Two vastly different “films” come to Terror TWOsdays today. The first is a Blu-ray release from Garagehouse Pictures that compiles a bajillion TV spots from 70s horror and exploitation films. The second is a dark psychological drama about loss and pain with a few little tinges of horror that made the festival rounds and will officially release in August. Both are great watches, even if Josh didn’t love Show Yourself as much as I did.
Television Trauma (2017)
The fourth volume in the Trailer Trauma series is a marathon of madness featuring 268 of the best and rarest TV spots for some of the greatest and most obscure 70s theatrical horror and exploitation films and beyond. Over three hours of demented delirium that will leave you traumatized.
Trailer Trauma Part 4: Television Trauma is a tough thing to review as it’s a collection of television ads. But to call it “just a bunch of commercials” would be completely underselling it. It’s a collection of nearly 250 weird and bizarre TV spots, complete with an awesome commentary track. Authors Michael Gingold and Grady Hendrix, as well as Chris Poggiali from Temple of Schlock, chat about the spots, adding interesting tidbits and a good few laughs.
Fans of exploitation and horror from the 70s should consider this a must own release.
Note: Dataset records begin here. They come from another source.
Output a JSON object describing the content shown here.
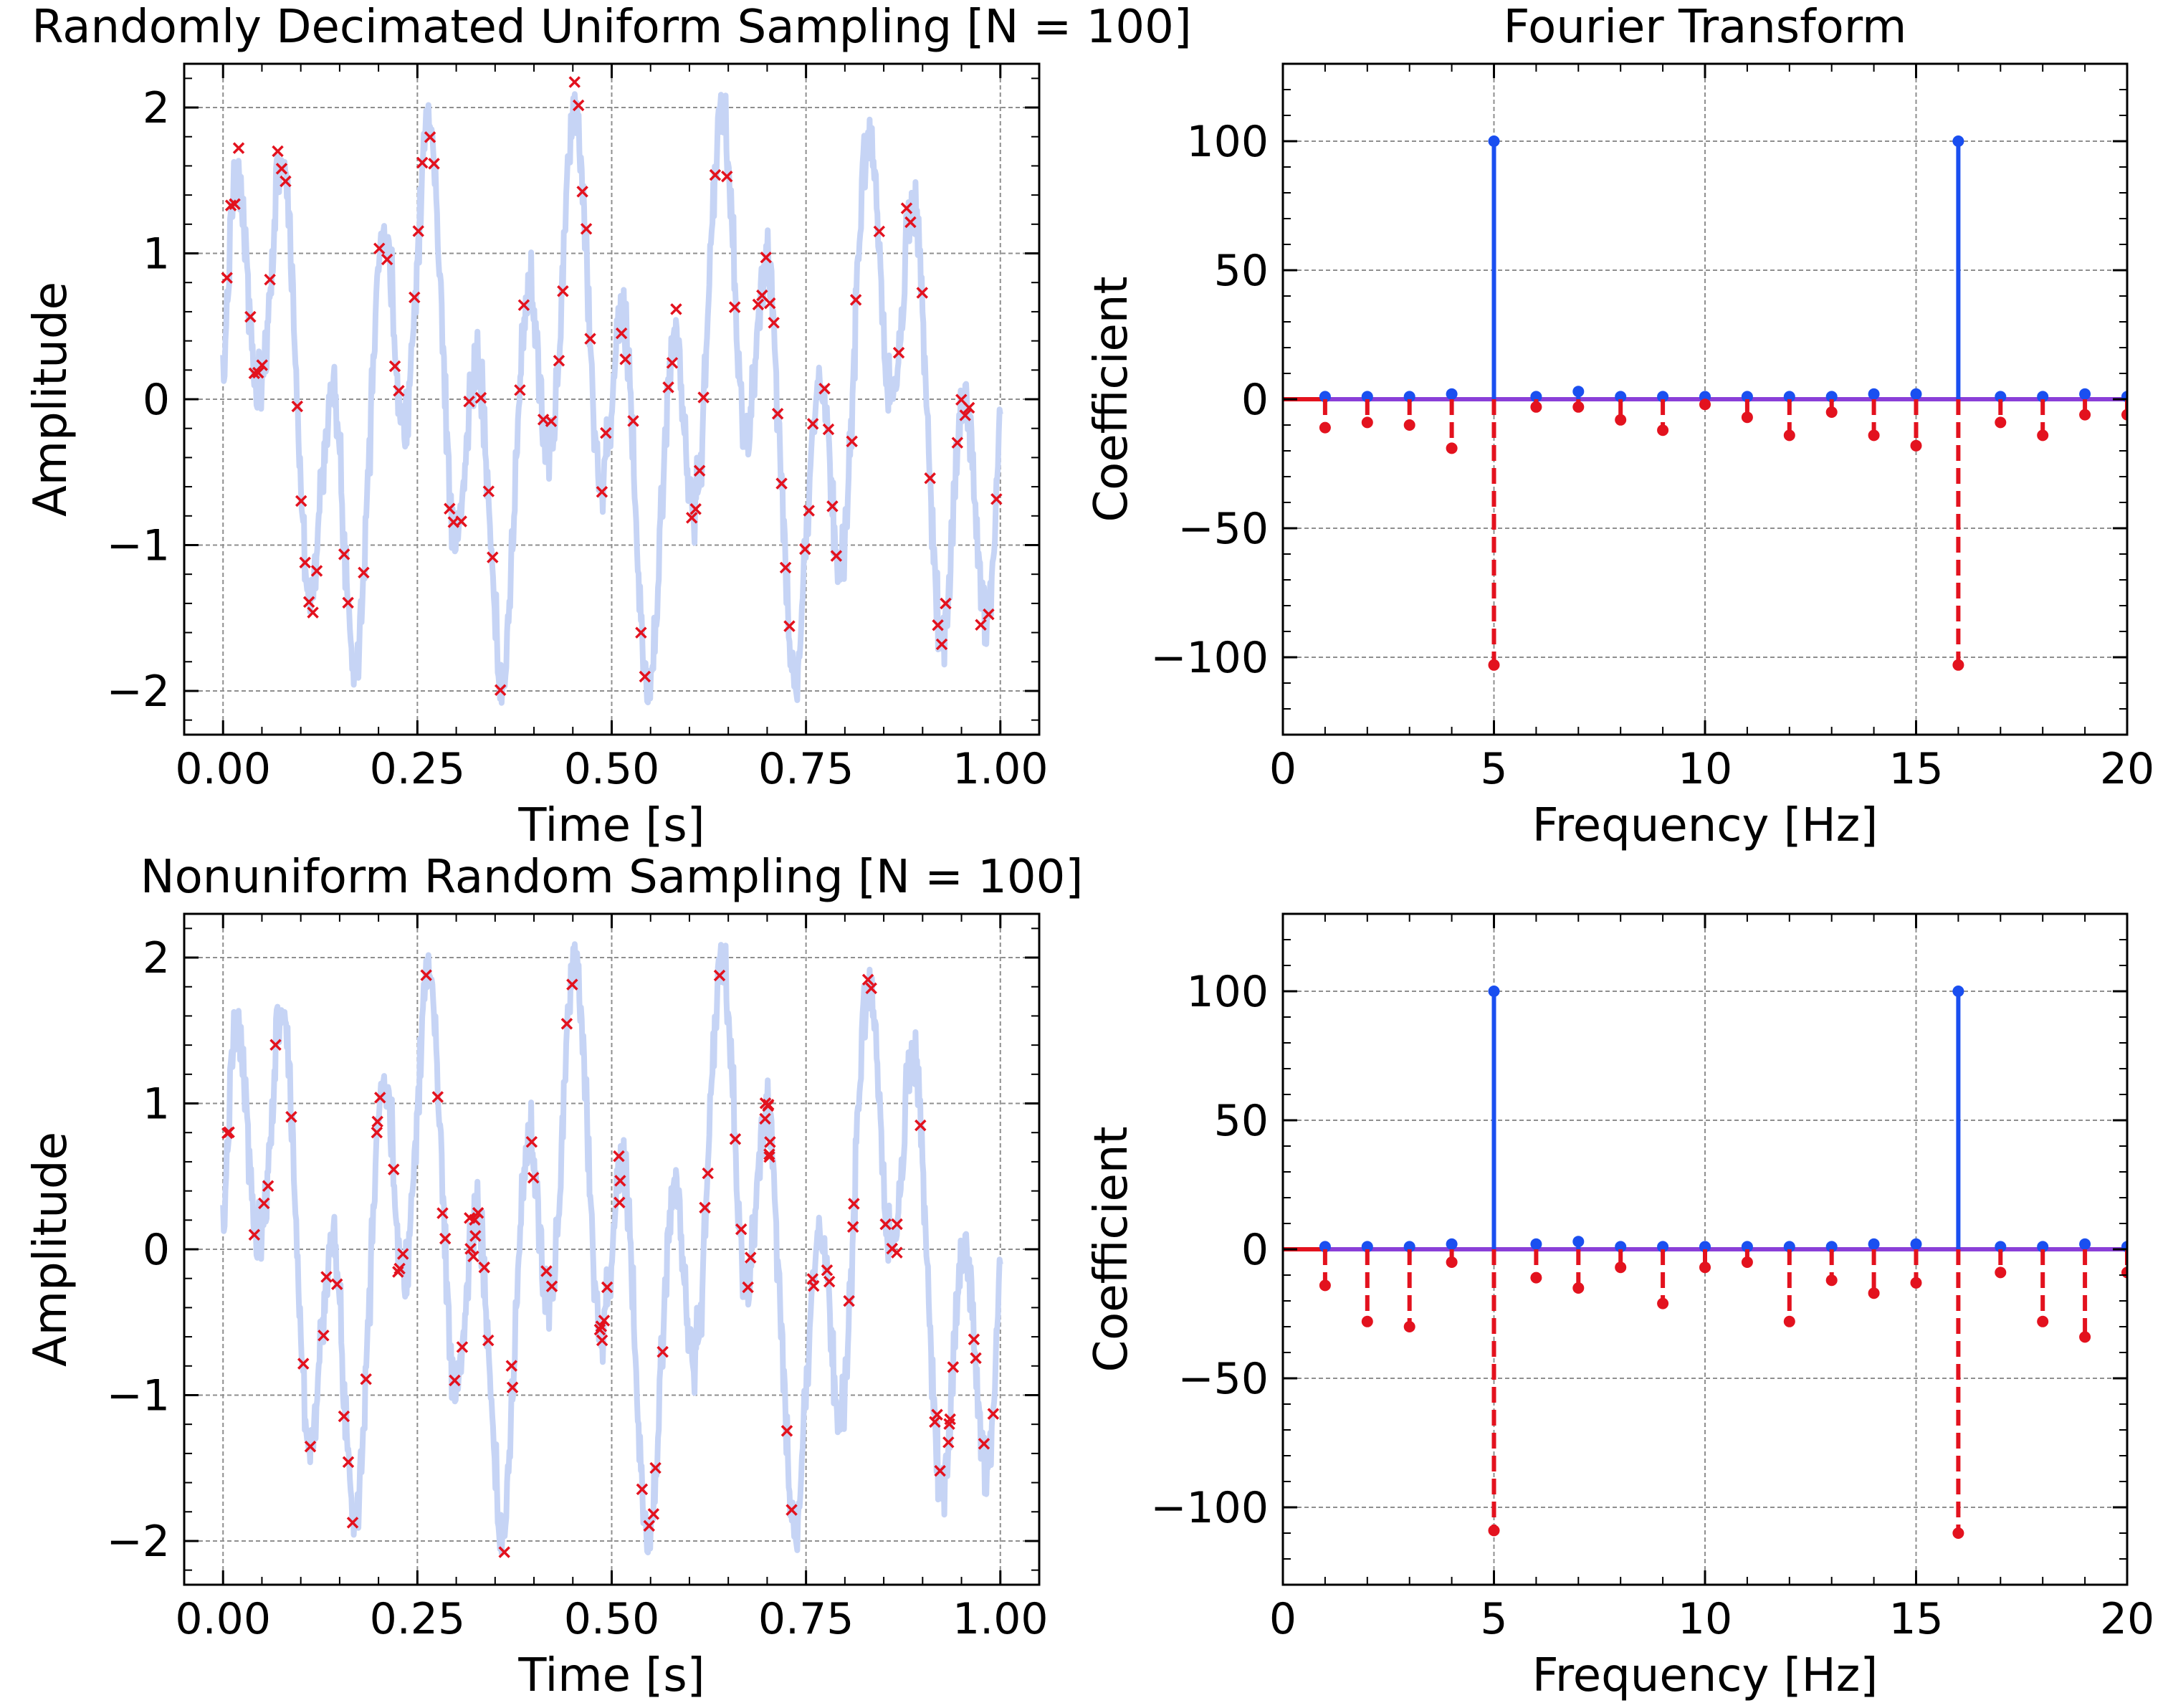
{
  "colors": {
    "signal": "#c6d4f5",
    "samples": "#e3121e",
    "positive_stem": "#1a4ff0",
    "negative_stem": "#e3121e",
    "baseline": "#8a3fd8",
    "grid": "#8f8f8f"
  },
  "chart_data": [
    {
      "type": "line",
      "title": "Randomly Decimated Uniform Sampling [N = 100]",
      "xlabel": "Time [s]",
      "ylabel": "Amplitude",
      "xlim": [
        -0.05,
        1.05
      ],
      "ylim": [
        -2.3,
        2.3
      ],
      "xticks": [
        0,
        0.25,
        0.5,
        0.75,
        1
      ],
      "xticklabels": [
        "0.00",
        "0.25",
        "0.50",
        "0.75",
        "1.00"
      ],
      "yticks": [
        -2,
        -1,
        0,
        1,
        2
      ],
      "yticklabels": [
        "−2",
        "−1",
        "0",
        "1",
        "2"
      ],
      "grid": true,
      "series": [
        {
          "kind": "curve",
          "color": "#c6d4f5",
          "signal": {
            "terms": [
              {
                "amp": 1,
                "freq": 5
              },
              {
                "amp": 1,
                "freq": 16
              }
            ],
            "noise_sd": 0.11,
            "seed": 7,
            "n": 1000,
            "xrange": [
              0,
              1
            ]
          }
        },
        {
          "kind": "markers",
          "marker": "x",
          "color": "#e3121e",
          "n_samples": 100,
          "seed": 41,
          "mode": "decimated",
          "noise_sd": 0.07
        }
      ]
    },
    {
      "type": "stem",
      "title": "Fourier Transform",
      "xlabel": "Frequency [Hz]",
      "ylabel": "Coefficient",
      "xlim": [
        0,
        20
      ],
      "ylim": [
        -130,
        130
      ],
      "xticks": [
        0,
        5,
        10,
        15,
        20
      ],
      "xticklabels": [
        "0",
        "5",
        "10",
        "15",
        "20"
      ],
      "yticks": [
        -100,
        -50,
        0,
        50,
        100
      ],
      "yticklabels": [
        "−100",
        "−50",
        "0",
        "50",
        "100"
      ],
      "grid": true,
      "series": [
        {
          "kind": "stem",
          "color": "#1a4ff0",
          "style": "solid",
          "x": [
            1,
            2,
            3,
            4,
            5,
            6,
            7,
            8,
            9,
            10,
            11,
            12,
            13,
            14,
            15,
            16,
            17,
            18,
            19,
            20
          ],
          "values": [
            1,
            1,
            1,
            2,
            100,
            1,
            3,
            1,
            1,
            1,
            1,
            1,
            1,
            2,
            2,
            100,
            1,
            1,
            2,
            1
          ]
        },
        {
          "kind": "stem",
          "color": "#e3121e",
          "style": "dashed",
          "x": [
            1,
            2,
            3,
            4,
            5,
            6,
            7,
            8,
            9,
            10,
            11,
            12,
            13,
            14,
            15,
            16,
            17,
            18,
            19,
            20
          ],
          "values": [
            -11,
            -9,
            -10,
            -19,
            -103,
            -3,
            -3,
            -8,
            -12,
            -2,
            -7,
            -14,
            -5,
            -14,
            -18,
            -103,
            -9,
            -14,
            -6,
            -6
          ]
        }
      ]
    },
    {
      "type": "line",
      "title": "Nonuniform Random Sampling [N = 100]",
      "xlabel": "Time [s]",
      "ylabel": "Amplitude",
      "xlim": [
        -0.05,
        1.05
      ],
      "ylim": [
        -2.3,
        2.3
      ],
      "xticks": [
        0,
        0.25,
        0.5,
        0.75,
        1
      ],
      "xticklabels": [
        "0.00",
        "0.25",
        "0.50",
        "0.75",
        "1.00"
      ],
      "yticks": [
        -2,
        -1,
        0,
        1,
        2
      ],
      "yticklabels": [
        "−2",
        "−1",
        "0",
        "1",
        "2"
      ],
      "grid": true,
      "series": [
        {
          "kind": "curve",
          "color": "#c6d4f5",
          "signal": {
            "terms": [
              {
                "amp": 1,
                "freq": 5
              },
              {
                "amp": 1,
                "freq": 16
              }
            ],
            "noise_sd": 0.11,
            "seed": 7,
            "n": 1000,
            "xrange": [
              0,
              1
            ]
          }
        },
        {
          "kind": "markers",
          "marker": "x",
          "color": "#e3121e",
          "n_samples": 100,
          "seed": 97,
          "mode": "random",
          "noise_sd": 0.07
        }
      ]
    },
    {
      "type": "stem",
      "title": "",
      "xlabel": "Frequency [Hz]",
      "ylabel": "Coefficient",
      "xlim": [
        0,
        20
      ],
      "ylim": [
        -130,
        130
      ],
      "xticks": [
        0,
        5,
        10,
        15,
        20
      ],
      "xticklabels": [
        "0",
        "5",
        "10",
        "15",
        "20"
      ],
      "yticks": [
        -100,
        -50,
        0,
        50,
        100
      ],
      "yticklabels": [
        "−100",
        "−50",
        "0",
        "50",
        "100"
      ],
      "grid": true,
      "series": [
        {
          "kind": "stem",
          "color": "#1a4ff0",
          "style": "solid",
          "x": [
            1,
            2,
            3,
            4,
            5,
            6,
            7,
            8,
            9,
            10,
            11,
            12,
            13,
            14,
            15,
            16,
            17,
            18,
            19,
            20
          ],
          "values": [
            1,
            1,
            1,
            2,
            100,
            2,
            3,
            1,
            1,
            1,
            1,
            1,
            1,
            2,
            2,
            100,
            1,
            1,
            2,
            1
          ]
        },
        {
          "kind": "stem",
          "color": "#e3121e",
          "style": "dashed",
          "x": [
            1,
            2,
            3,
            4,
            5,
            6,
            7,
            8,
            9,
            10,
            11,
            12,
            13,
            14,
            15,
            16,
            17,
            18,
            19,
            20
          ],
          "values": [
            -14,
            -28,
            -30,
            -5,
            -109,
            -11,
            -15,
            -7,
            -21,
            -7,
            -5,
            -28,
            -12,
            -17,
            -13,
            -110,
            -9,
            -28,
            -34,
            -9
          ]
        }
      ]
    }
  ]
}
Crack open a beer and enjoy this bizarre smorgasbord of weirdness from those amazing cinephiles at Garagehouse Picture. Keep up the great work, Harry!
Show Yourself (2018)
When his friend Paul dies unexpectedly, Travis heads into the woods to say goodbye. As Travis deals with his grief, and the way it has affected the relationships in his life, he starts to realize that he actually might not be alone in the woods. Curiosity turns to horror as Travis comes face-to-face with something both inexplicable and frighteningly familiar.
I’m working on a full review of this one for Cinapse, another site I write for, however I felt compelled to plug it here too. While it’s clearly not for everyone (as noted by Josh’s lukewarm review linked above), I found this film extremely effective. However, I should start with a caveat.
This film opened at the Bruce Campbell Horror Film Festival to mixed reviews. The reason for this, in my opinion, is that Show Yourself is not a horror film. The horror elements are there, but it is ultimately a psychological drama about a main dealing with the grief, pain, and trauma of losing a loved one. Even with a very broad definition of horror – as I certainly have – this is only horror adjacent, at best. Gorehounds and horror nerds need not apply, as this one isn’t likely for them. However, if you are a genre fan with a penchant for genre bending and something different, this one is a treat.
Great work by director Billy Ray Brewton on his directorial debut with this beautifully shot and well made film. Even the naysayers all seem to agree that he has one hell of an eye for gorgeous cinematography and has a bright future ahead of him.